CSV/TSV outputs are missing column headers? This could seem irrelevant, but it makes a bit difficult to check if the output content is correct. Also, I cannot proceed with further tasks, like merging this output with other tabular data by means of column joins (I can try to figure out headers and add them myself ... but it would be safer if gndiff did it to avoid mistakes).

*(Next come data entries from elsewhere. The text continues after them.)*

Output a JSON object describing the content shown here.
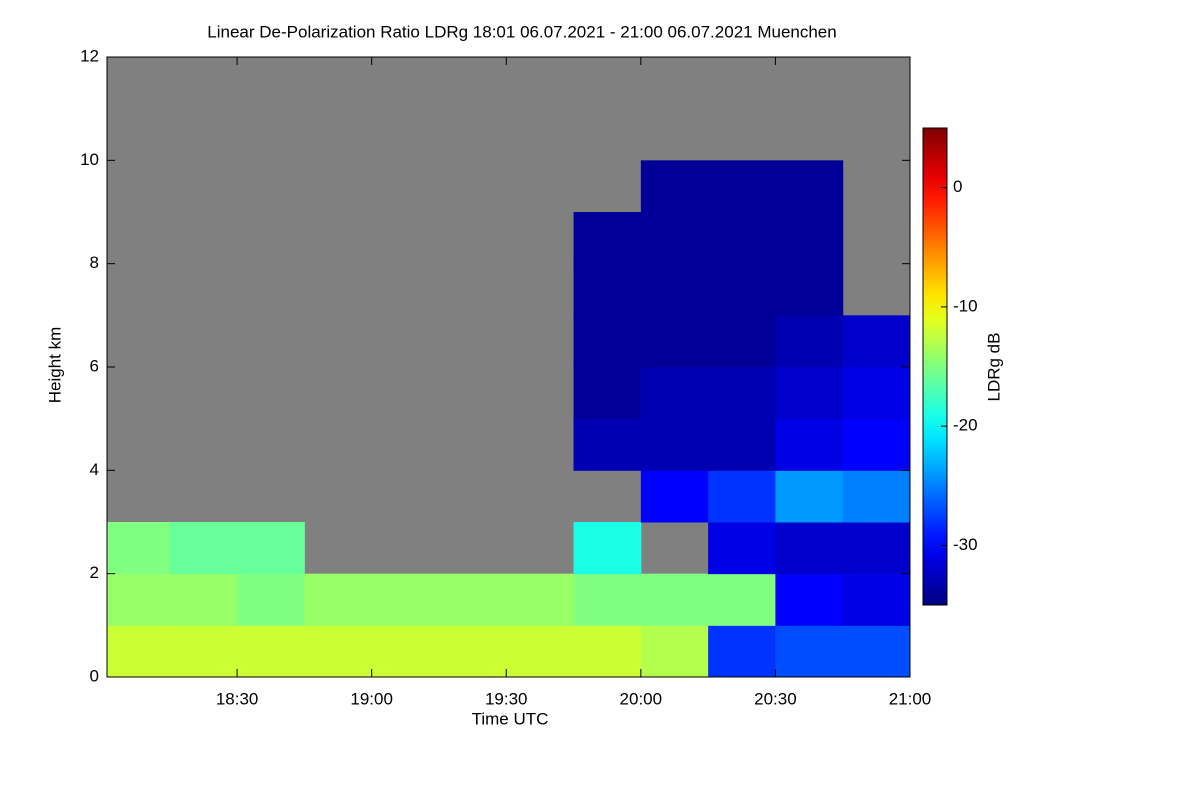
{
  "chart_data": {
    "type": "heatmap",
    "title": "Linear De-Polarization Ratio LDRg   18:01 06.07.2021 - 21:00 06.07.2021 Muenchen",
    "xlabel": "Time UTC",
    "ylabel": "Height km",
    "colorbar_label": "LDRg dB",
    "xlim": [
      18.0167,
      21.0
    ],
    "xticks": [
      {
        "value": 18.5,
        "label": "18:30"
      },
      {
        "value": 19.0,
        "label": "19:00"
      },
      {
        "value": 19.5,
        "label": "19:30"
      },
      {
        "value": 20.0,
        "label": "20:00"
      },
      {
        "value": 20.5,
        "label": "20:30"
      },
      {
        "value": 21.0,
        "label": "21:00"
      }
    ],
    "ylim": [
      0,
      12
    ],
    "yticks": [
      0,
      2,
      4,
      6,
      8,
      10,
      12
    ],
    "zlim": [
      -35,
      5
    ],
    "zticks": [
      0,
      -10,
      -20,
      -30
    ],
    "colormap": "jet",
    "missing_color": "#808080",
    "xbins": [
      18.0167,
      18.25,
      18.5,
      18.75,
      19.0,
      19.25,
      19.5,
      19.75,
      20.0,
      20.25,
      20.5,
      20.75,
      21.0
    ],
    "ybins": [
      0,
      1,
      2,
      3,
      4,
      5,
      6,
      7,
      8,
      9,
      10,
      11,
      12
    ],
    "z": [
      [
        -12,
        -12,
        -12,
        -12,
        -12,
        -12,
        -12,
        -12,
        -13,
        -28,
        -27,
        -27
      ],
      [
        -14,
        -14,
        -15,
        -14,
        -14,
        -14,
        -14,
        -15,
        -15,
        -15,
        -30,
        -31
      ],
      [
        -15,
        -16,
        -16,
        null,
        null,
        null,
        null,
        -19,
        null,
        -31,
        -32,
        -32
      ],
      [
        null,
        null,
        null,
        null,
        null,
        null,
        null,
        null,
        -30,
        -28,
        -24,
        -25
      ],
      [
        null,
        null,
        null,
        null,
        null,
        null,
        null,
        -33,
        -33,
        -33,
        -31,
        -30
      ],
      [
        null,
        null,
        null,
        null,
        null,
        null,
        null,
        -34,
        -33,
        -33,
        -32,
        -31
      ],
      [
        null,
        null,
        null,
        null,
        null,
        null,
        null,
        -34,
        -34,
        -34,
        -33,
        -32
      ],
      [
        null,
        null,
        null,
        null,
        null,
        null,
        null,
        -34,
        -34,
        -34,
        -34,
        null
      ],
      [
        null,
        null,
        null,
        null,
        null,
        null,
        null,
        -34,
        -34,
        -34,
        -34,
        null
      ],
      [
        null,
        null,
        null,
        null,
        null,
        null,
        null,
        null,
        -34,
        -34,
        -34,
        null
      ],
      [
        null,
        null,
        null,
        null,
        null,
        null,
        null,
        null,
        null,
        null,
        null,
        null
      ],
      [
        null,
        null,
        null,
        null,
        null,
        null,
        null,
        null,
        null,
        null,
        null,
        null
      ]
    ]
  }
}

EDIT: I have just realized that some of the above suggestions were already addressed by @Adafede in a previous closed issue (#12).
Sorry about that. My comments are pretty verbose, so @dimus might still find some helpful feedback in some of them.
This is a new one:

Shouldn't the output include a sort of calculated numeric similitude between the matched names? I have some cases where json produces several "Exact" matches (i.e. two referenceRecords for the same sourceRecord) because my reference.csv contains two similar versions of the same name (i.e. a subsp. rank vs. a var. rank, identical in everything else). But my source.csv only contains one (i.e. the subsp.). How can I make the decision to select the most similar in these cases?
I will better post an example in a new comment to illustrate this.

Thanks a lot in advance !!

If I don't provide a Family column in reference.csv, then json output
referenceRecords[n].family contains the same value as name (the
ScientificName field provided in my reference.csv file).

Have an option for CSV output when every name gets exactly 1 best match or no match, so number of rows is the same in each result.

I suspect it should be default, and an option should be to allow more than one row.

some feedbacks

Hi, I tested quickly your tool and here is what I can say:

Installation works fine
Commands are clear and consistent with other GNtools
Adding headers to csv/tsv format would be nice (found them via -f pretty)
The family column in the output is quite cryptic for external users, a brief description in the README would probably help.
The error message FATA[0000] the CSV file needs `scientifiName` field contains typos
Globally, very nice even if I don't see applications at the moment on my side, adding somehow a more straightforward way for the user to do gnfinder and then gndiff on files might open possibilities. I am sure you already had this in mind but I see this combination as very powerful in the future.

Your work is amazing and useful to so many people out there!